Mr. Trother is not alone in his concern. Nor is he alone in seeking a technological solution. The market for surveillance devices has risen dramatically over the past few years, and many in the trade say high profile cases have helped fuel the boom.
Free advertising
The sale of hidden "nanny-cam" video cameras ballooned after the Louise Woodward case late last year and the recent swirl of news surrounding Ms. Tripp's taping of her conversations with Ms. Lewinsky is adding new impetus to the sale of audio recording devices.
"It's great advertising for us," says Don Ugent, co-owner of Buy Right Distributors, which sells surveillance equipment over the Internet. "People see how easy it is to do and they say: 'Wow, I could do that - or someone could do that to me.'"
Bob Crowley, who owns the Spy Outlet surveillance equipment shop in Buffalo, N.Y., has seen significant sales growth in each of the past eight years, but the Woodward case and the Lewinsky tapings have added a new surge to his bottom line.
"We see an immediate blip in phone calls following this kind of media play," Mr. Crowley says. "We did less advertising this year than last and still had the biggest increase in sales that I can remember."
The growth in surveillance equipment sales has been bolstered in part by executives and lawyers interested in recording their calls and meetings in order to have an indisputable record of what was said.

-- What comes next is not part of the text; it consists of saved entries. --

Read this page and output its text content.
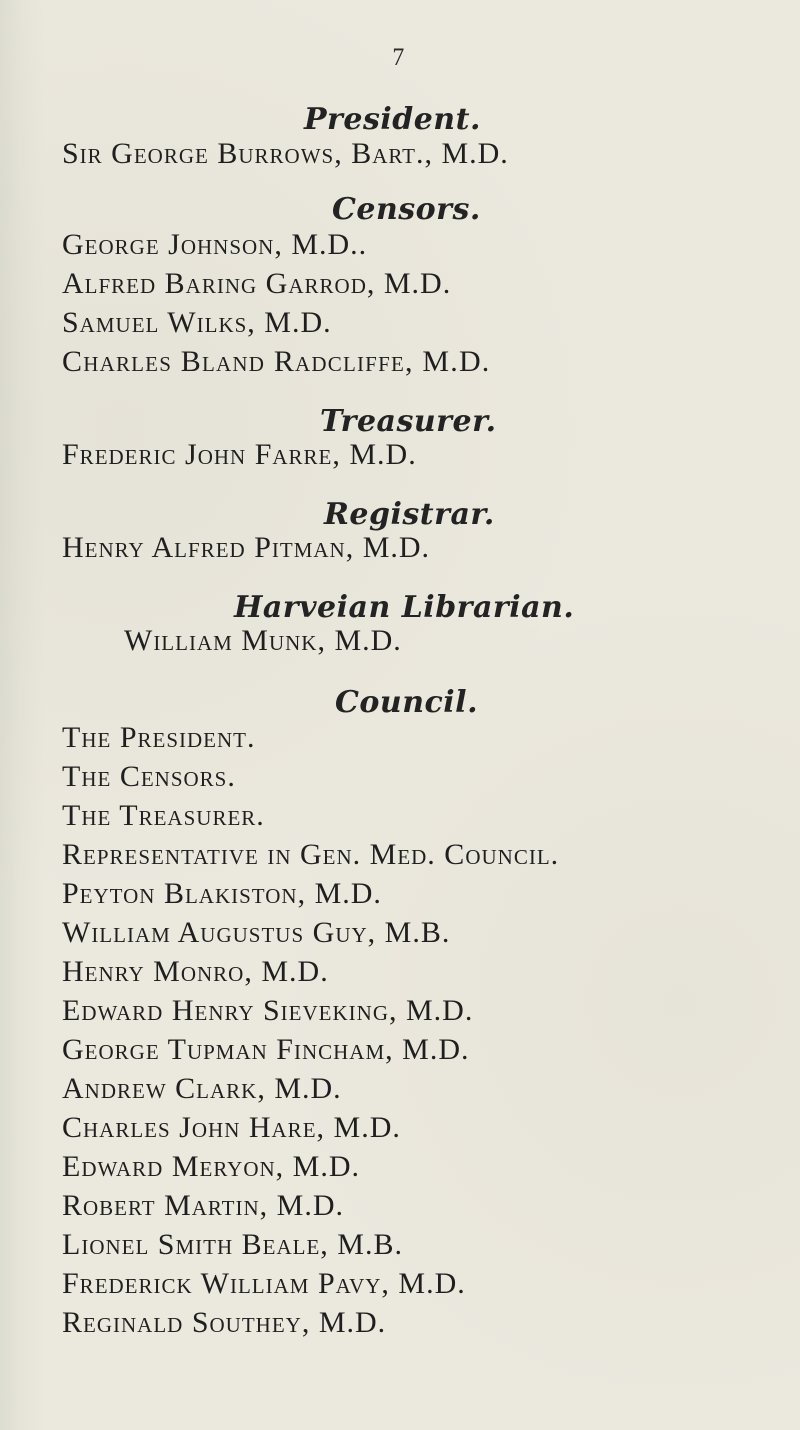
7
President.
Sir George Burrows, Bart., M.D.
Censors.
George Johnson, M.D..
Alfred Baring Garrod, M.D.
Samuel Wilks, M.D.
Charles Bland Radcliffe, M.D.
Treasurer.
Frederic John Farre, M.D.
Registrar.
Henry Alfred Pitman, M.D.
Harveian Librarian.
William Munk, M.D.
Council.
The President.
The Censors.
The Treasurer.
Representative in Gen. Med. Council.
Peyton Blakiston, M.D.
William Augustus Guy, M.B.
Henry Monro, M.D.
Edward Henry Sieveking, M.D.
George Tupman Fincham, M.D.
Andrew Clark, M.D.
Charles John Hare, M.D.
Edward Meryon, M.D.
Robert Martin, M.D.
Lionel Smith Beale, M.B.
Frederick William Pavy, M.D.
Reginald Southey, M.D.
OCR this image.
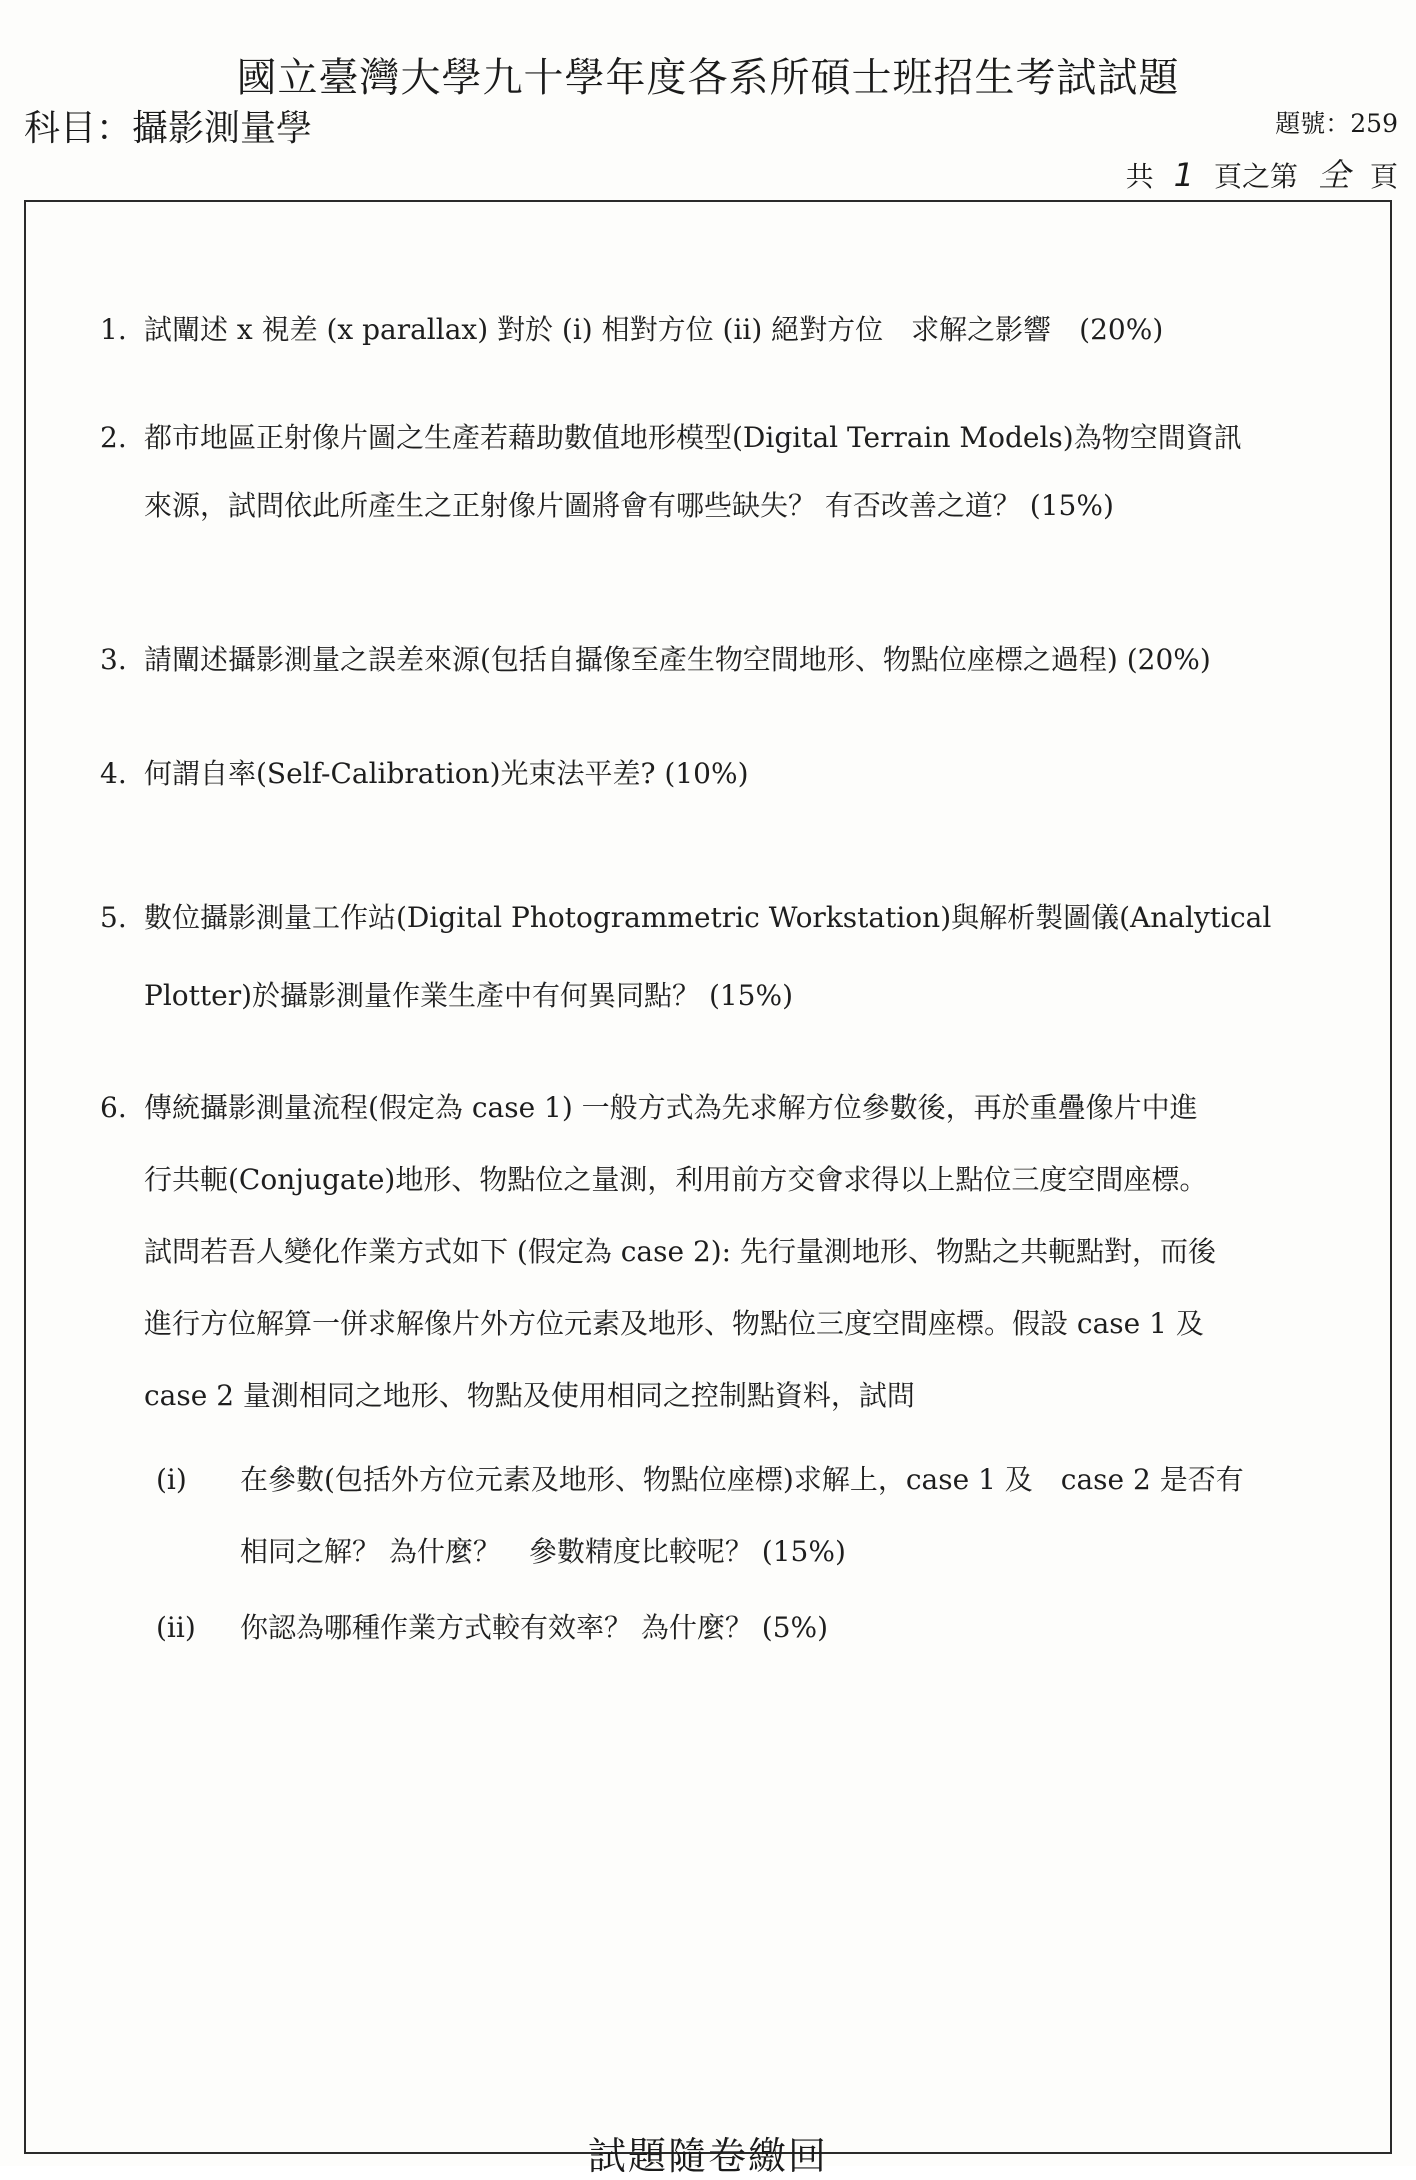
國立臺灣大學九十學年度各系所碩士班招生考試試題
科目：攝影測量學	題號：259
共 1 頁之第 全 頁
1. 試闡述 x 視差 (x parallax) 對於 (i) 相對方位 (ii) 絕對方位　求解之影響　(20%)
2. 都市地區正射像片圖之生產若藉助數值地形模型(Digital Terrain Models)為物空間資訊
來源，試問依此所產生之正射像片圖將會有哪些缺失？ 有否改善之道？ (15%)
3. 請闡述攝影測量之誤差來源(包括自攝像至產生物空間地形、物點位座標之過程) (20%)
4. 何謂自率(Self-Calibration)光束法平差? (10%)
5. 數位攝影測量工作站(Digital Photogrammetric Workstation)與解析製圖儀(Analytical
Plotter)於攝影測量作業生產中有何異同點？ (15%)
6. 傳統攝影測量流程(假定為 case 1) 一般方式為先求解方位參數後，再於重疊像片中進
行共軛(Conjugate)地形、物點位之量測，利用前方交會求得以上點位三度空間座標。
試問若吾人變化作業方式如下 (假定為 case 2): 先行量測地形、物點之共軛點對，而後
進行方位解算一併求解像片外方位元素及地形、物點位三度空間座標。假設 case 1 及
case 2 量測相同之地形、物點及使用相同之控制點資料，試問
(i) 在參數(包括外方位元素及地形、物點位座標)求解上，case 1 及　case 2 是否有
相同之解？ 為什麼？　參數精度比較呢？ (15%)
(ii) 你認為哪種作業方式較有效率？ 為什麼？ (5%)
試題隨卷繳回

But the sales of surveillance equipment, mainly listening devices like microcassette recorders, isn't confined to the business world. Parents are buying equipment to check up on their kids, suspicious spouses check up on each other, and workers are using it to try to prove sexual harassment or management malfeasance.
Counter-surveillance growth
But the growth industry of the future, says Heath Chilcoate, a senior account executive at the Counter Spy Shop in Washington may be in counter-surveillance equipment. Right now, detection technology is fairly new and expensive. Prices range from about $1,000 for recording detectors to tens of thousands of dollars for more sophisticated equipment. But, Mr. Chilcoate says prices will come down as demand forces greater production.
"I think many people don't know that detection equipment is available," he says. "As that becomes better known, we expect the market to go through the roof - and soon, especially with all these stories coming out now."
The laws governing the recording of personal conversations are fairly lenient, at least if the person doing the recording is a participant in the conversation.
The federal statute (Title 3 of the Electronic Surveillance Control Act) says that if you're directly involved in a conversation you may record it without informing the other participants. What's illegal is recording others' conversations.
"The courts long ago said that you have no reasonable expectation that anyone who you're dealing with, that you know you're communicating with, is not going to turn around and tell the world what you said," says Edwin Steir, a former federal and New Jersey state prosecutor, now in private practice.
Although most states follow the federal law, a few have tougher two-party consent laws on the books. For example, in Maryland, where Tripp recorded her conversations with Lewinsky, both parties to the conversation need to consent to the recording. No state may have a law more liberal than the federal statute.
While the events in the nation's capital can only boost his sales, Mr. Ugent says, "My mother always said if you never say anything you don't want to see in The New York Times tomorrow, you'll never regret what you said."